Sunday, February 1, 2009

The Winds of Change in the Local Arts Scene?

Is it possible the Fine Arts Fund has figured out that the arts serves not only the pockets of the private sector but also benefits the cultural health of the community?

Mary McCullough-Hudson and Margy Waller, President and Vice-President of the year-old Arts and Culture Partnership of the Fine Arts Fund lay out this vision in a column in today’s Enquirer. They seek to “live in a region with vibrant arts and cultural offerings that provide value to the entire community.” Speaking about the importance of the arts in the community, they make a solid argument for supporting the arts in Cincinnati to benefit the community culture; an argument arts and community advocates have expressed for years.

Of course we’ve seen these changing trends in the arts before. After years of viewing art as a mere commodity, and now with a threatened economy the adoption of a new language of culture and community is immediate. Somehow we must keep the coffers healthy and this shift in focus from financial needs to “the role of arts and culture in serving the interest of the community” may be a strong step in this direction. However more steps must be taken. For over the last 5 years, too much of the city's art scene has been in control of development officers, pr professionals, and art educators who admit not being concerned about educating patrons as much as just getting them to walk through the front doors and enjoying their visit. I’ll allow that these individuals like art.
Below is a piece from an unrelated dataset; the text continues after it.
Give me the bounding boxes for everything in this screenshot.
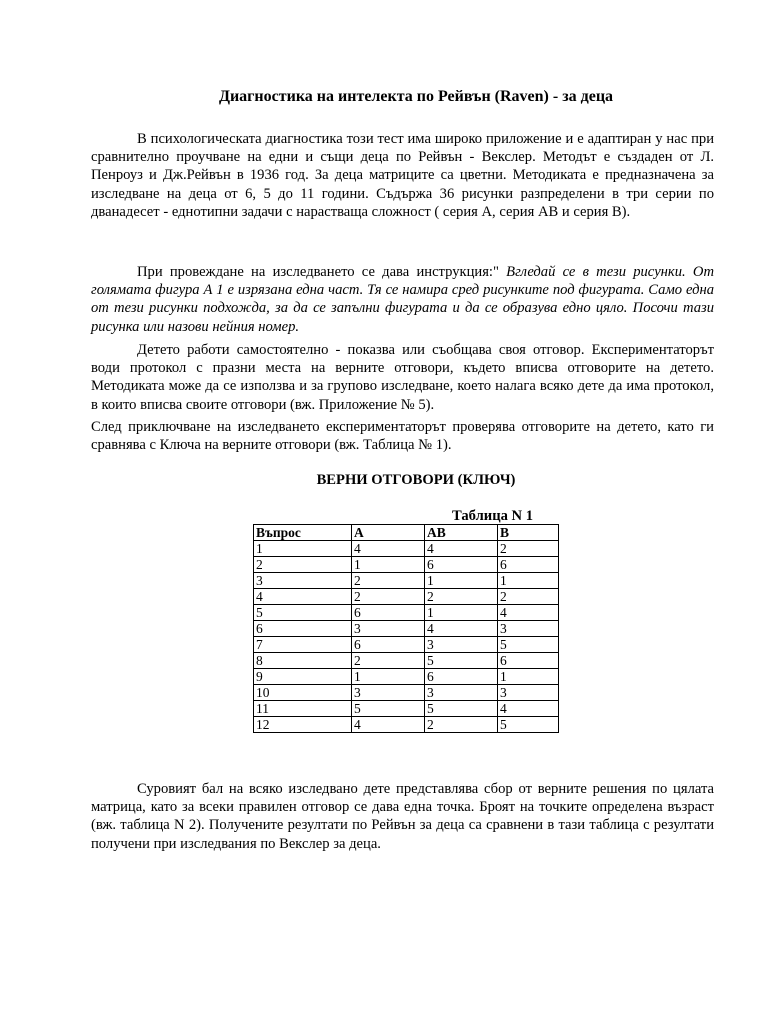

Heck, they may even love art, but too many of them know too little about it to advocate the change in focus for which McCullough-Hudson and Waller seem to advocate in their column.

To have a productive “conversation about the role of arts and culture for a vital community,” the Arts and Culture Partnership of the Fine Arts Fund must seek out those who can speak to those who are community advocates and organizers who understand that the value of art is not on a price tag or the size of the patron’s wallet. This, and not just the language, is the fundamental change that needs to happen in Greater Cincinnati.